Of course, despite the narcoleptic power of the agreement, for some, it will be in their best interests to give it a look over. For instance, Chapter 3 deals with “Agriculture” and is probably something farmers should read. Chapter 6 is all about “Textiles and Apparel” and may be something aspiring fashion designers should be aware of. Then, there is Chapter 20, “Intellectual Property” which means anyone practicing in the field of patents, copyright, trade-marks or industrial designs, like me, should probably take a look at it to see what’s going on.
Fortunately for me, section C, which deals with Trademarks, is only four pages long. On reading, it largely does not actually say anything fundamentally new or different than what Canada has agreed to in previous agreements or, at the very least, been advised to implement. However, there was one section in particular that caught my eye.
The agreement acknowledges that Well-Known (Famous) Trade-marks should be provided with an array of special rights and provisions beyond those of normal trade-marks, including, a wider ambit of protection and the ability to enforce rights in Well-Known Trade-marks that may have only been used outside of Canada. However, most of these provisions read almost verbatim to the Agreement on Trade-Related Aspects of Intellectual Property Rights (TRIPS), which Canada ratified in 1995. And, on a plain reading of the Trade-marks Act, those provisions do not appear to have been implemented in any significant manner.

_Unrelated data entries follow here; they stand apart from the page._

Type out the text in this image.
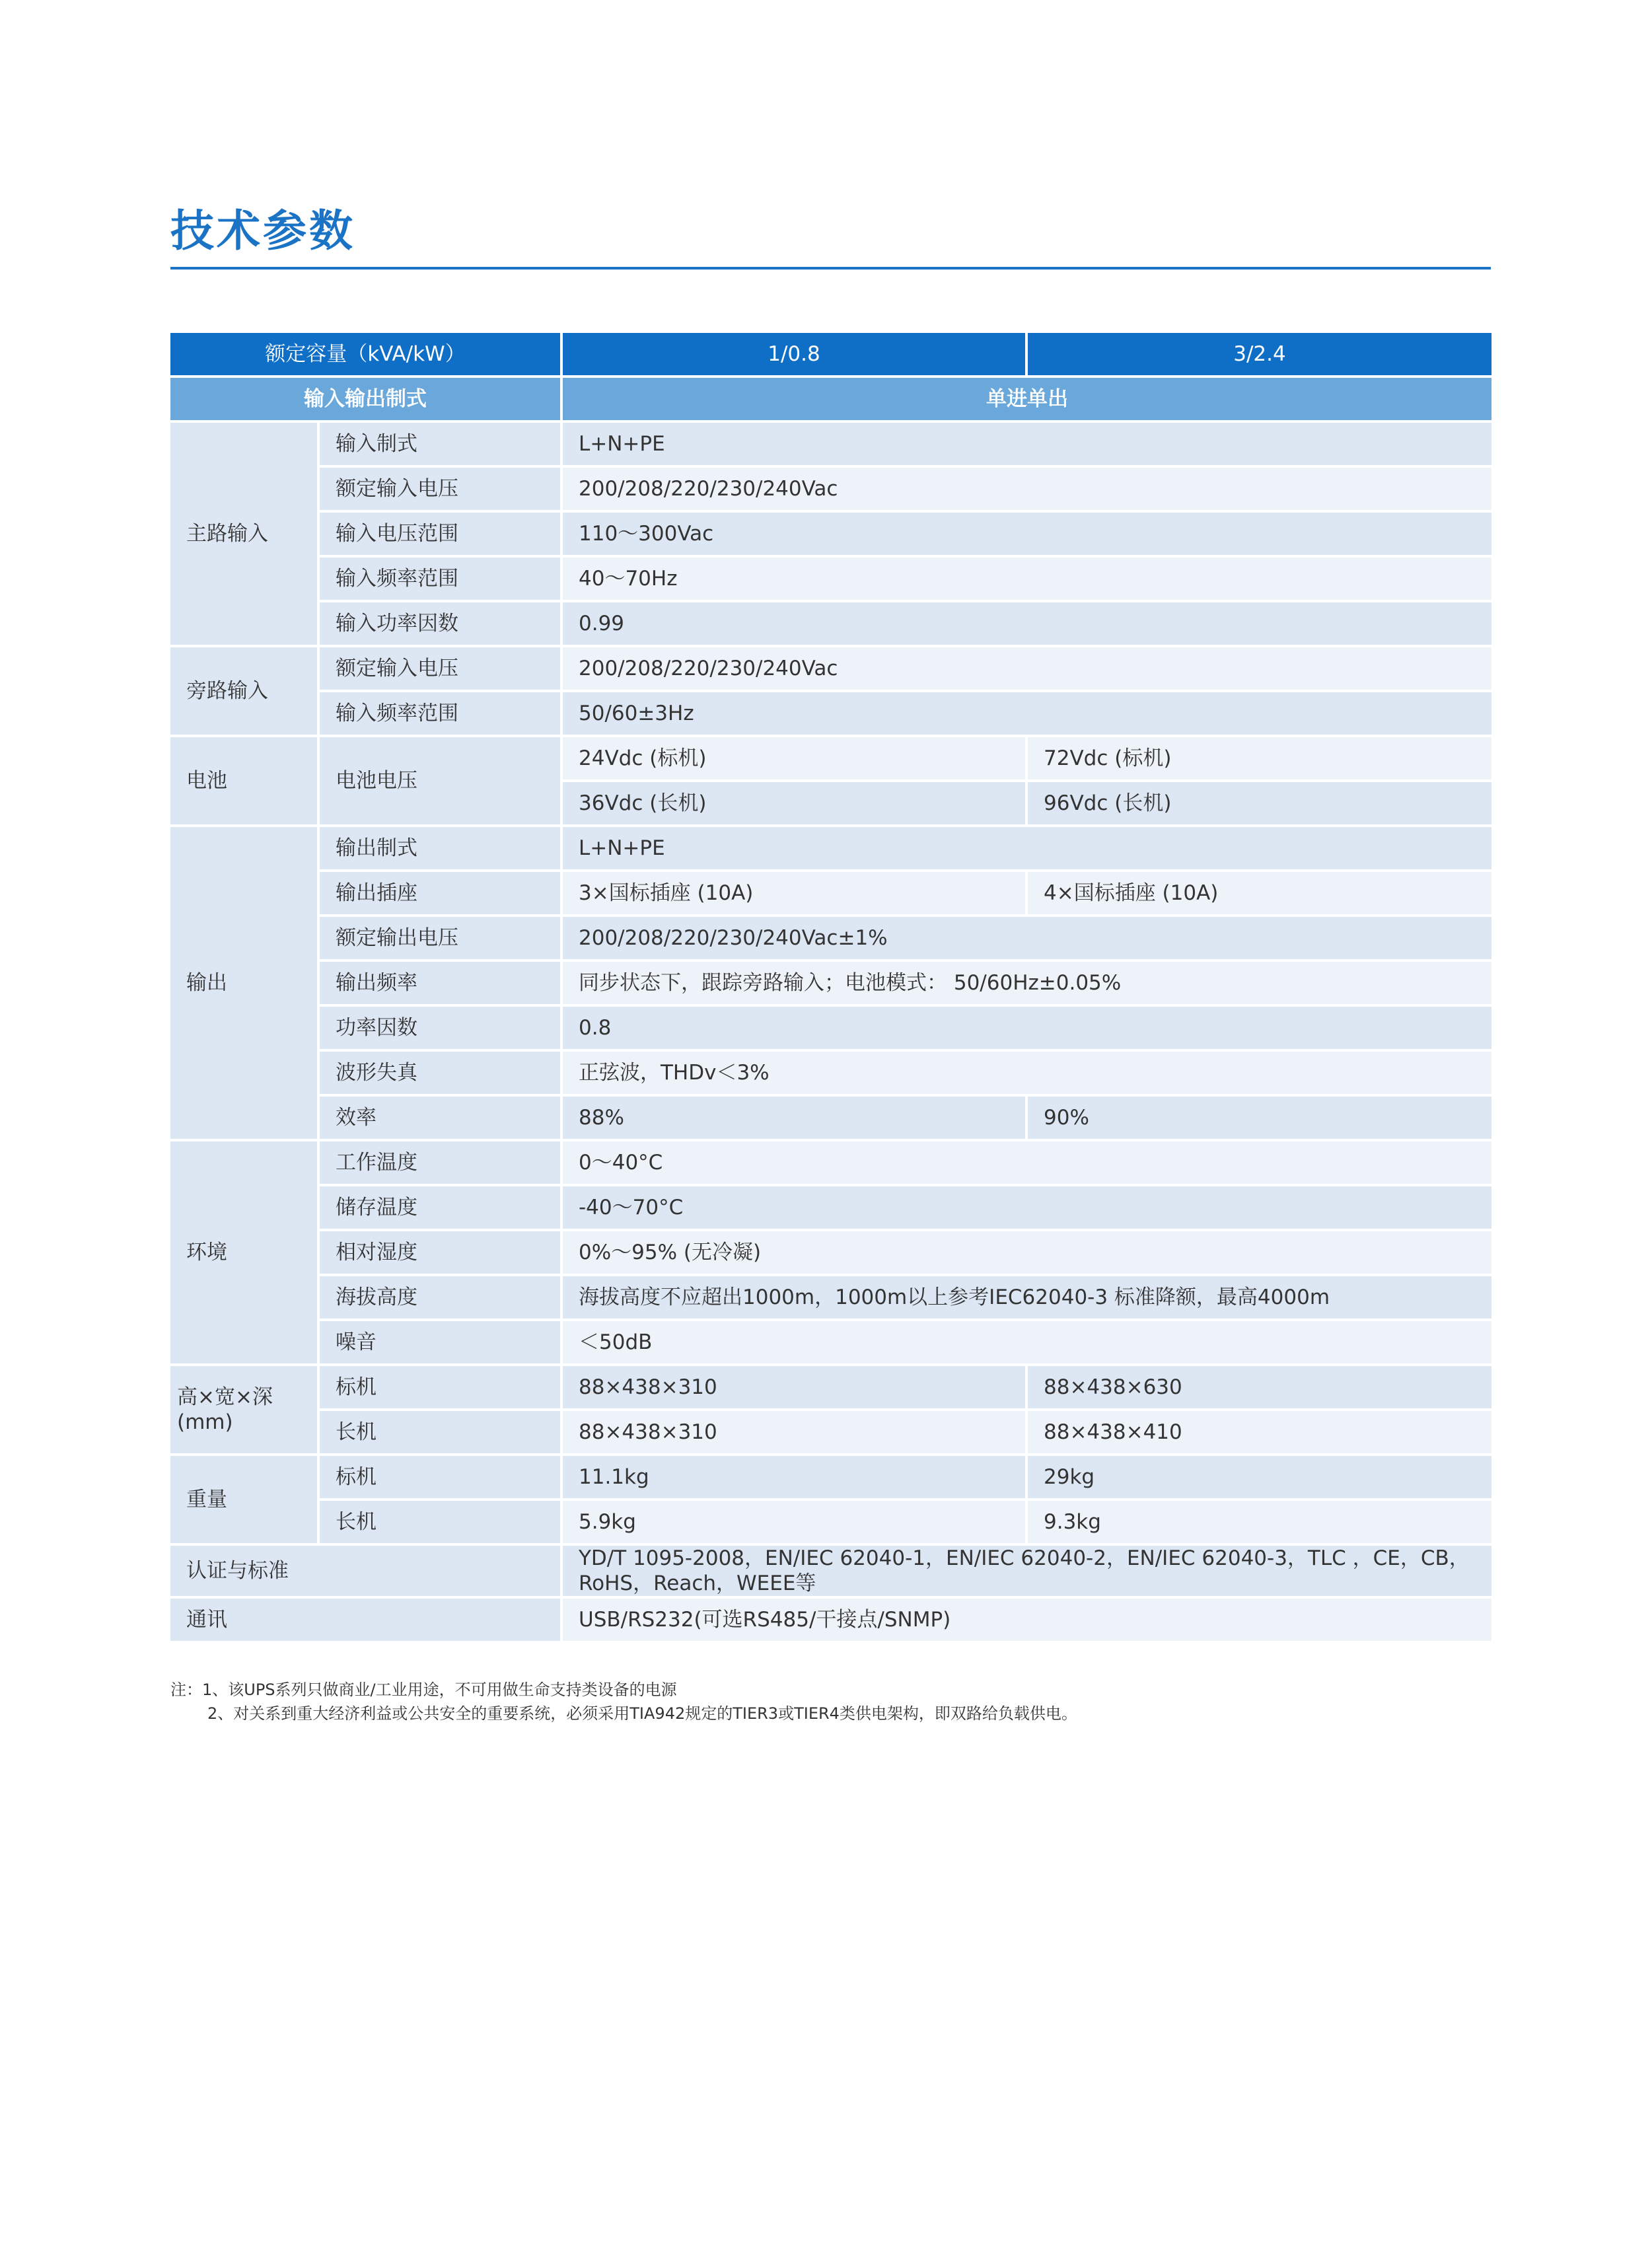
技术参数
额定容量（kVA/kW）		1/0.8	3/2.4
输入输出制式		单进单出	
主路输入	输入制式	L+N+PE	
	额定输入电压	200/208/220/230/240Vac	
	输入电压范围	110～300Vac	
	输入频率范围	40～70Hz	
	输入功率因数	0.99	
旁路输入	额定输入电压	200/208/220/230/240Vac	
	输入频率范围	50/60±3Hz	
电池	电池电压	24Vdc (标机)	72Vdc (标机)
		36Vdc (长机)	96Vdc (长机)
输出	输出制式	L+N+PE	
	输出插座	3×国标插座 (10A)	4×国标插座 (10A)
	额定输出电压	200/208/220/230/240Vac±1%	
	输出频率	同步状态下，跟踪旁路输入；电池模式： 50/60Hz±0.05%	
	功率因数	0.8	
	波形失真	正弦波，THDv＜3%	
	效率	88%	90%
环境	工作温度	0～40°C	
	储存温度	-40～70°C	
	相对湿度	0%～95% (无冷凝)	
	海拔高度	海拔高度不应超出1000m，1000m以上参考IEC62040-3 标准降额，最高4000m	
	噪音	＜50dB	
高×宽×深 (mm)	标机	88×438×310	88×438×630
	长机	88×438×310	88×438×410
重量	标机	11.1kg	29kg
	长机	5.9kg	9.3kg
认证与标准		YD/T 1095-2008，EN/IEC 62040-1，EN/IEC 62040-2，EN/IEC 62040-3，TLC ，CE，CB，RoHS，Reach，WEEE等	
通讯		USB/RS232(可选RS485/干接点/SNMP)	
注：1、该UPS系列只做商业/工业用途，不可用做生命支持类设备的电源
2、对关系到重大经济利益或公共安全的重要系统，必须采用TIA942规定的TIER3或TIER4类供电架构，即双路给负载供电。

Specifically, Section 5 of the Trade-marks Act offers a very narrow and outdated path to a trade-mark being considered well known in Canada and requires spillover advertising in the form of printed publications or radio broadcasts only. This may have been sufficient when these forms of media were all the rage in the 1940s, but in 2019, it would be antiquated to call these provisions antiquated.
The Trade-marks Act also does not offer any particular rights or remedies to well-known trade-marks outside those typically available to normal trade-marks.
This is particularly relevant as the parties explicitly agree in the text of USMCA to “recognize the importance” of the Joint Recommendation Concerning Provisions on the Protection of Well-Known Marks as adopted by WIPO in September of 1999, which articulates, among many other things, a broad list of criteria for establishing well known trade-marks and the remedies which should be available to them.
But Canada has already agreed to the substantive elements of these provisions in other agreements over two decades ago and have only paid them lip service. Does this mean changes to the laws with respect to Well-Known Trade-marks are coming? Does the recognition of the “importance” of the Joint Recommendations provide any obligation to actually implement them? Or is it like healthy eating and exercise? Most recognize its importance, but few actually do it.